Arrange for a home water testing kit or a lab water analysis to determine the exact contaminants in your water. Then, select the best-suited water filter for the problems the test indicates.
These are the most common types of filters:
A water softener removes hard water, which typically has a high concentration of dissolved minerals, including calcium and magnesium, that leave your dishes chalky, laundry stiff, and water heater struggling to work. Hard water causes scale deposits, clogged pipes, and reduced water pressure. Both significantly shorten the life of your appliances. Water softener filters remove the minerals through ion exchange. With proper maintenance, they have an average lifespan of 15 years.
These maintain a clean and refreshing water supply through mechanical filtration. They physically trap and remove many contaminants, including dirt, soil, and rust flecks. Sediment filters have tiny pores for particulate matter to pass through. They are usually the first line of defence for a whole-house filtration system since they typically enhance the effectiveness of other filters.
Ultraviolet Purification Systems
This is the go-to filter if you are concerned about disease-causing microorganisms, such as bacteria, parasites, viruses, and fungi. Ultraviolet purification systems use UV light to damage the DNA of living organisms, and they lose their ability to reproduce or spread. These filters do not use chemicals.
However, this purification system is most effective if the water is first treated with a different filter. When the water is pre-filtered, the ultraviolet whole-house water filters can neutralize 99.9% of living organisms in your water.
The primary function of such filters is to remove chlorine and the chemical taste and smell from your water. When water passes through the activated carbon, organic matter and chemicals are captured through absorption, and clean water emerges from the other side.
These are ideal for acidic water. Acidic water can cause severe damage to your home appliances and health. Acid neutralizers utilize calcite to reduce water acidity. When water enters these filters, the calcite dissolves, neutralizing the water and raising its pH.
Factors to Consider When Choosing a Whole-House Water Filter
The water source is an important consideration, and the type of contaminant in your water determines the filter system best for your family.

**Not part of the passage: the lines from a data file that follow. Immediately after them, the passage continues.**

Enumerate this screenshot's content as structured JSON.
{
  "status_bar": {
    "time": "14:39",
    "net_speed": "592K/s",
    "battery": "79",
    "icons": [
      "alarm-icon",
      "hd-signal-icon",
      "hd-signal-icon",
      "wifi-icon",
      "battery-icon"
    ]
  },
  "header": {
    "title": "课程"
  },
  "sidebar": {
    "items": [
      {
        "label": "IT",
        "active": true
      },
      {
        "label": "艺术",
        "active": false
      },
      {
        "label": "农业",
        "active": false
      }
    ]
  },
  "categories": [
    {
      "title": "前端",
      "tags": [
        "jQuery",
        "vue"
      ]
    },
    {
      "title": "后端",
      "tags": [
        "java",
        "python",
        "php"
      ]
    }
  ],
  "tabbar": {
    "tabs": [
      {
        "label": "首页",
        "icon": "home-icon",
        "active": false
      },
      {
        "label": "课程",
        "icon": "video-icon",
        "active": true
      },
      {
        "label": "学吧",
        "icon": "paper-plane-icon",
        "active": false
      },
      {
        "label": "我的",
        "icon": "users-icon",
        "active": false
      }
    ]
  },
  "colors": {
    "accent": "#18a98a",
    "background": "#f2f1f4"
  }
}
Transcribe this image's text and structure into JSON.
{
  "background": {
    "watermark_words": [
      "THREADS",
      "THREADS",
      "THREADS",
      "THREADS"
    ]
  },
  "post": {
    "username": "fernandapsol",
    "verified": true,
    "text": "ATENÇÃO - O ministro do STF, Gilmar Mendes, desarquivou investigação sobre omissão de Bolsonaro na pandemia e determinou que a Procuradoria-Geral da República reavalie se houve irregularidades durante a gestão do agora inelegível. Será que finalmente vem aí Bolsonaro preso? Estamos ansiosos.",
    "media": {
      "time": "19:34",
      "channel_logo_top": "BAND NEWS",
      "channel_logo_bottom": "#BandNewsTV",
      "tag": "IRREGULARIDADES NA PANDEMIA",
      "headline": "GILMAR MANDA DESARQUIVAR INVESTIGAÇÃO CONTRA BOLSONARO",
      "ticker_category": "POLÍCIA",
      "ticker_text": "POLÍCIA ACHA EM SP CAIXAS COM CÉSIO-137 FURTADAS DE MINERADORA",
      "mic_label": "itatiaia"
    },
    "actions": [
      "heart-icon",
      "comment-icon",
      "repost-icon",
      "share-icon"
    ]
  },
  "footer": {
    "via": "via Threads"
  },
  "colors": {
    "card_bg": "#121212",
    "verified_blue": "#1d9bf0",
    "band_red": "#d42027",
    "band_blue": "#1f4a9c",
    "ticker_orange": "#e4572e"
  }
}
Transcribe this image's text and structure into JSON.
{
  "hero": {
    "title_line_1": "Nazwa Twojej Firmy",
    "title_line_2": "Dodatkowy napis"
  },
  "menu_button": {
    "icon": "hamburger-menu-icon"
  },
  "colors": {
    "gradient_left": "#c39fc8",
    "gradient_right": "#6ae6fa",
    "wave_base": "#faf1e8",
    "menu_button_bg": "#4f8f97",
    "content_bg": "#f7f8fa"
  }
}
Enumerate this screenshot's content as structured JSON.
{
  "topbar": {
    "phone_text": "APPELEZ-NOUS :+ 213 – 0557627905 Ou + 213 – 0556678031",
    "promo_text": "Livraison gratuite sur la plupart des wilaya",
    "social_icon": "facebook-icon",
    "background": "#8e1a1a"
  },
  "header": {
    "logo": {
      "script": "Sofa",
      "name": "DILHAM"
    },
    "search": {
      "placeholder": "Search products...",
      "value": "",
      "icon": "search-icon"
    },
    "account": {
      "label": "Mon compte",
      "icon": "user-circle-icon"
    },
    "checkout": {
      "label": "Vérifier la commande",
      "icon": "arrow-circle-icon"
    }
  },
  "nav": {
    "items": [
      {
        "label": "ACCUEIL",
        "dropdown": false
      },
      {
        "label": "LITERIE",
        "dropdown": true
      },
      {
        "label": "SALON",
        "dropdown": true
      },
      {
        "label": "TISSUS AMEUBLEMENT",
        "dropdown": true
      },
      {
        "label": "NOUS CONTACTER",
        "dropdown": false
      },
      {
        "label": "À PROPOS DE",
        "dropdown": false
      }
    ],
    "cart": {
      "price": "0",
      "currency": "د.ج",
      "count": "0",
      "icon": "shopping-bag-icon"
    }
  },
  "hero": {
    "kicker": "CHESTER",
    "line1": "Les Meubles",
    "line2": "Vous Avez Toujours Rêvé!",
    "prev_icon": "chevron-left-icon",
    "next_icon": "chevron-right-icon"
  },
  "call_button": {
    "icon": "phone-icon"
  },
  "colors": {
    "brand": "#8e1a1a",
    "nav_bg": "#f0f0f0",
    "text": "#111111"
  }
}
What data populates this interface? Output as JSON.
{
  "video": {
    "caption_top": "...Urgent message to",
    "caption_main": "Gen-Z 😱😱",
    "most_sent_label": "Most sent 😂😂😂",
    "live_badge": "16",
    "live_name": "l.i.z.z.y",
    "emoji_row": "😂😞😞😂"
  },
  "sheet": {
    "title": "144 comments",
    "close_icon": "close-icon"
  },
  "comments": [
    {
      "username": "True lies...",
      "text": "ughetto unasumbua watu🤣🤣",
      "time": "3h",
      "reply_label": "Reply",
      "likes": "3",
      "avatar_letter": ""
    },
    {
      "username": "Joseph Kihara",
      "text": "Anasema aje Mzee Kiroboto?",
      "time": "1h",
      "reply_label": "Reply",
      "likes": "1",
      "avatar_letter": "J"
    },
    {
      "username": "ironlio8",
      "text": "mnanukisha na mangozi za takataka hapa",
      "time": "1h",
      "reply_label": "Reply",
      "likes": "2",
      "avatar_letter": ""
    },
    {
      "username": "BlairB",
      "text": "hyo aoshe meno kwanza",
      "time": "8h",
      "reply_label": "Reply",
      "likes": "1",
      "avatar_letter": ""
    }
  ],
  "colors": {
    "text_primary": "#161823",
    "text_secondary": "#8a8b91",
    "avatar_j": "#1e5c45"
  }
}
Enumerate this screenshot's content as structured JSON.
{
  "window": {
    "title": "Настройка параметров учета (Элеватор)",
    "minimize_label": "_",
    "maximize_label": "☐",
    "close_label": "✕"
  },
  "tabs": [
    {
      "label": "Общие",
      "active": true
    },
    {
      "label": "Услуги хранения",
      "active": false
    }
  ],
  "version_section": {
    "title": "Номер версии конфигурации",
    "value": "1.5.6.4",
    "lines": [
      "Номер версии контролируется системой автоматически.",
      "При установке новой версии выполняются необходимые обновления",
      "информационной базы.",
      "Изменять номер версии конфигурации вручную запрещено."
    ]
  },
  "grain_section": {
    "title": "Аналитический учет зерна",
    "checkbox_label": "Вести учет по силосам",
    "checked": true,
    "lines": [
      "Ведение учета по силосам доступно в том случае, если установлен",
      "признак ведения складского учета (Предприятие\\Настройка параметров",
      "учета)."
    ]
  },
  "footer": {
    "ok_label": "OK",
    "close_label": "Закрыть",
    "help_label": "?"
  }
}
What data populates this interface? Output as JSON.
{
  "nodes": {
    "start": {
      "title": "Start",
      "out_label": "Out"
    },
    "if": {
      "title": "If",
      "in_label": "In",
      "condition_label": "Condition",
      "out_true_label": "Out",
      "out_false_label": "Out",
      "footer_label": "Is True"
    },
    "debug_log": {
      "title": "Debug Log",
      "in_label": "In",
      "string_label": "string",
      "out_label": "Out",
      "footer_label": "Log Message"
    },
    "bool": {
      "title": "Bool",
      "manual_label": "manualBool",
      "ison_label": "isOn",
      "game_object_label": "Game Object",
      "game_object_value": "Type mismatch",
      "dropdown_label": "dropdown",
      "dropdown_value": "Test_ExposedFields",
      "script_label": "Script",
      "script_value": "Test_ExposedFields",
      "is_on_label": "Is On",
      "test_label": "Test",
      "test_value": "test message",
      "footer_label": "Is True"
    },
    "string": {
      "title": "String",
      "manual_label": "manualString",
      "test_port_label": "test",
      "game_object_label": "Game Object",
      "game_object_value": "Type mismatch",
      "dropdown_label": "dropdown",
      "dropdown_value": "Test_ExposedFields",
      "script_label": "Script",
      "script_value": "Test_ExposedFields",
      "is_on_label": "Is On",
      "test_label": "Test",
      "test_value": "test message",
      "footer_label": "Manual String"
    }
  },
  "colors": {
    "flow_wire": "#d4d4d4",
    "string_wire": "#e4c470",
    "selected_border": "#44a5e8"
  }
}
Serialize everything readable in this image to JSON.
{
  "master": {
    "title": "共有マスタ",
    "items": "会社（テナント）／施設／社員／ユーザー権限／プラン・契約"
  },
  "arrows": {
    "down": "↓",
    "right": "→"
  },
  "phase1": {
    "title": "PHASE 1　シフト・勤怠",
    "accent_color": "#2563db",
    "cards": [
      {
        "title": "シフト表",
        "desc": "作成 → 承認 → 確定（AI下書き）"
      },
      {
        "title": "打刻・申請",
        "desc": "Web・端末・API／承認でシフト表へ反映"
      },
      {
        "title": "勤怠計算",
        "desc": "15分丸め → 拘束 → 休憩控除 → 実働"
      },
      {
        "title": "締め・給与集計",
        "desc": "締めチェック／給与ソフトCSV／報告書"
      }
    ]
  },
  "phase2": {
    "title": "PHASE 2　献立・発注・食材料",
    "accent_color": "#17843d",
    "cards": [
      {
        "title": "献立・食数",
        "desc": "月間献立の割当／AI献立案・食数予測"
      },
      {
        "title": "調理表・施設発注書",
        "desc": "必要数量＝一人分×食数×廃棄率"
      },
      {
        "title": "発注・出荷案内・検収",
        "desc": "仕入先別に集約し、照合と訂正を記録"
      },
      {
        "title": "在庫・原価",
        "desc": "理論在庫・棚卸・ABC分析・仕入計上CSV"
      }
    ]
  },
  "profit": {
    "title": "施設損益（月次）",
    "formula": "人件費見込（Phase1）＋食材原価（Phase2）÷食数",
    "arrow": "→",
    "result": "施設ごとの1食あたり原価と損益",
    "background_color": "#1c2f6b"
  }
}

Other factors to consider are the filtration capacity and water flow rate. Filter capacity refers to how much water your household uses daily; water flow measures gallons per minute.
Check whether the system you want has been independently tested or certified by reliable certification agencies. If a licensed professional installs the filtration system, it might be backed by multiple warranties and guarantees.
Cost is an essential factor. The price of a whole-house water filter system varies widely, so you must choose a model that fits your budget. Remember to price out the installation and the cost of replacement filters and parts.
Do You Need a Whole-House Water Filter?
You know you need a whole-house water filter when water quality tests show that some contaminants and problems in your water can’t be addressed with pitcher and faucet filters alone. You may already see some clues around your home. Repeated plumbing problems, appliance breakdowns, and health concerns are signs that a whole-house water filter might be helpful.
However, there are other—possibly better—choices if you only need to filter drinking and cooking water. An under-sink or countertop filter is more cost-effective.